Your developer console will show:

How to determine your "Origin"

To capture your "Request-Origin" you will need to inspect the payload you are sending -- All HTTP Requests will have "Request Headers" set -- The browser will automatically set this particular header for us.

Inspecting the request in Developers tools will show us a "Request Headers" Section under the "Headers" pane. The "Origin" is the element of interest.

Annex II - SameSite

SameSite is a cookie attribute. The Recording Toolbar sends an authorize request to the Calabrio application server and it responds with a token that is stored into a cookie (set-cookie response header). Whenever a request is sent to the Calabrio domain, the cookie is attached to the request and the Calabrio server can validate the token. With the latest browser versions, all cookies without a SameSite=None attribute are defaulted to 'lax' which prevents the browser from sending the cookie in a cross-domain request.

The solution is to inject SameSite=None to the cookie attributes from the On Prem Calabrio Application server.

Open the previously modified httpd.conf file located in the standard Calabrio installation folder C:\Program Files\Common Files\Calabrio ONE\Server\config from the Calabrio Application server and check that LoadModule headers_module modules/mod_headers.so is added to the LoadModule list.

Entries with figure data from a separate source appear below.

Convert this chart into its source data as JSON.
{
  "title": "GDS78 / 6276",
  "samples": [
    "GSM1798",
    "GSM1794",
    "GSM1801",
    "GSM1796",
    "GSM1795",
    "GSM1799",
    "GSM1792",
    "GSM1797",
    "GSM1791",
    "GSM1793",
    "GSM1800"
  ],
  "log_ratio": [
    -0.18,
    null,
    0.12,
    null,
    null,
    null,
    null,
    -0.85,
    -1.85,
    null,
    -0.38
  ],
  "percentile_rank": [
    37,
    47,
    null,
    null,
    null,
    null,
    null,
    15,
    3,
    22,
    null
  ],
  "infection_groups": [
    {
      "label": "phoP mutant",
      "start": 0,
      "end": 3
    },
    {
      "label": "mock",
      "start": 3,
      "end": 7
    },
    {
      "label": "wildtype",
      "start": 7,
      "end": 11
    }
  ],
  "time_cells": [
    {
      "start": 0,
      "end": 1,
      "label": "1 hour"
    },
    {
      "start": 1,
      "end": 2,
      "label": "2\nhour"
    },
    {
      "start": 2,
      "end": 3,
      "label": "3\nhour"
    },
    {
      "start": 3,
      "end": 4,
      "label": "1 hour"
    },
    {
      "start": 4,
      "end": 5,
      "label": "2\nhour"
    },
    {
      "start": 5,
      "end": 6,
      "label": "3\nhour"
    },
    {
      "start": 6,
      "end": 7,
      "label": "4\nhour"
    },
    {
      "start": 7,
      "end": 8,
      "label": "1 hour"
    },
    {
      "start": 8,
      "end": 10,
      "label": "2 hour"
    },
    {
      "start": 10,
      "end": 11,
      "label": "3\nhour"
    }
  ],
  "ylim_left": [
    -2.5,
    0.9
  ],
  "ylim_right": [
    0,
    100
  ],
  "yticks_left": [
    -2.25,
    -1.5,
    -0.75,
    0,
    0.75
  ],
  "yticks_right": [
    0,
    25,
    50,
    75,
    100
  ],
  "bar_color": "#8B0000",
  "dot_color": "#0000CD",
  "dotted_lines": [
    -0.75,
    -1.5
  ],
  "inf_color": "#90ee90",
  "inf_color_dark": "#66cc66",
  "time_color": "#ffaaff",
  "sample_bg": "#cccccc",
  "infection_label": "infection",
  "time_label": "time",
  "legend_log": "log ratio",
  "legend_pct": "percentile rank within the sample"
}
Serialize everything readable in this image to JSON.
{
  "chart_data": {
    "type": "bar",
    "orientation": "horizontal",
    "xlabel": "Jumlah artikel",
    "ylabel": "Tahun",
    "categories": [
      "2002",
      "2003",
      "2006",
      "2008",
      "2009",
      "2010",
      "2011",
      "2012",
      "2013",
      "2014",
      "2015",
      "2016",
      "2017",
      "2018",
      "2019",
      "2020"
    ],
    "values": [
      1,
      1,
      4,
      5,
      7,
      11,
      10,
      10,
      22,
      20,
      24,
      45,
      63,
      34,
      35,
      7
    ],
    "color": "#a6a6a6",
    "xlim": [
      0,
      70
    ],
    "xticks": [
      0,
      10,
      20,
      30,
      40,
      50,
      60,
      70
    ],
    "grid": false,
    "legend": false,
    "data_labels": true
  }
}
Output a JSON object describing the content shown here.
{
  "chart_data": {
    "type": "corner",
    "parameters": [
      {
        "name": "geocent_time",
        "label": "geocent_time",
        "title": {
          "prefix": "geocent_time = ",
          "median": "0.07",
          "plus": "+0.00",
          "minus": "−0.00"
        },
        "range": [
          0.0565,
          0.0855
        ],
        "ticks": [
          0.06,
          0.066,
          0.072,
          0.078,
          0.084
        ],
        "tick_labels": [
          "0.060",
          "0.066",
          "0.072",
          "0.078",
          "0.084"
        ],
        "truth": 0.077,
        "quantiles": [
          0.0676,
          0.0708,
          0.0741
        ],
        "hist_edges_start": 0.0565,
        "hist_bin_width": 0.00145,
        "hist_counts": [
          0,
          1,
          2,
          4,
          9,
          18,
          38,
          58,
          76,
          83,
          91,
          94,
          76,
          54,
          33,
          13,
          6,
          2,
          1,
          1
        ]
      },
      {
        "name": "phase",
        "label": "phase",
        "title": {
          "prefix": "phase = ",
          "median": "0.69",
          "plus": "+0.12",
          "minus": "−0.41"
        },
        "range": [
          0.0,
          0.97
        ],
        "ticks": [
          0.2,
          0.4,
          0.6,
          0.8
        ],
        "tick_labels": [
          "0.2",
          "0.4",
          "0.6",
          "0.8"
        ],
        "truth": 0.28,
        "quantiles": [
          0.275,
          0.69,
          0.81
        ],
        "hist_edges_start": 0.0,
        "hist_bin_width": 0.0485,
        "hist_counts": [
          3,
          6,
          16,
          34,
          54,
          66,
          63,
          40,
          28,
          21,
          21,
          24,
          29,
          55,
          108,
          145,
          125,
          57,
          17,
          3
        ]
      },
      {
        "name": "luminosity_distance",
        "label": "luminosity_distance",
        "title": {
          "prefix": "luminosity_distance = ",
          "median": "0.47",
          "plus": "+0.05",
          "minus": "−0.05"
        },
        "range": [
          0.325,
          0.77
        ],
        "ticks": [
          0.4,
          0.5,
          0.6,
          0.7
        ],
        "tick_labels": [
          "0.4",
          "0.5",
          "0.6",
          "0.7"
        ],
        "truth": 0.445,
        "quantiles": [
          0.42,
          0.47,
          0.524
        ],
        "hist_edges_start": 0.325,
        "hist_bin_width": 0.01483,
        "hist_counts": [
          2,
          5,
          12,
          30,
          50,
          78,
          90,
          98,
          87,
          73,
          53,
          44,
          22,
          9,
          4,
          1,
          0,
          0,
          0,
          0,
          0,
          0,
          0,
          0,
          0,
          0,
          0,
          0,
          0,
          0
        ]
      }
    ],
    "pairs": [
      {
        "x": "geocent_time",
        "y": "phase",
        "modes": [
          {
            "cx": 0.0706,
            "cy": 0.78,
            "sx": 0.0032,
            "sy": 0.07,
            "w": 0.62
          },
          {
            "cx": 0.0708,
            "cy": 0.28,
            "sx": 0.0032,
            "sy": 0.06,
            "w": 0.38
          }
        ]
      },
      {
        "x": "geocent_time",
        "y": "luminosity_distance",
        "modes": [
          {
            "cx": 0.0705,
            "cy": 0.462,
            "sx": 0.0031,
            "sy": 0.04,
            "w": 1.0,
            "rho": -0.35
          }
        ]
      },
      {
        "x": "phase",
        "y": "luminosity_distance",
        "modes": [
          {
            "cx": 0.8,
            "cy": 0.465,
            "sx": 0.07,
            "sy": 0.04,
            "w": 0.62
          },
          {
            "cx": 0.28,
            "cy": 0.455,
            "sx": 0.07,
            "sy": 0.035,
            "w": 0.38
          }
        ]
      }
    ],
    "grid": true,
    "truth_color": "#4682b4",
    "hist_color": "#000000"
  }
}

Check that it does not have a # at the beginning of the line.

Add the following chunk of code after the LoadModule list:

<ifmodule mod_headers.c>
  Header always edit Set-Cookie (.*) "$1; SameSite=None"
  Header onsuccess edit Set-Cookie (.*) "$1; SameSite=None"
  Header edit Set-Cookie ^(.*);\s?SameSite=None;?\s?(.*);\s?SameSite=None;?\s?(.*)$ "$1; $2; $3; SameSite=None"
  Header edit Set-Cookie ^(.*);\s?;\s?(.*)$ "$1; $2"
</ifmodule>

Restart the Calabrio One Application Server and the Calabrio One Web Server services.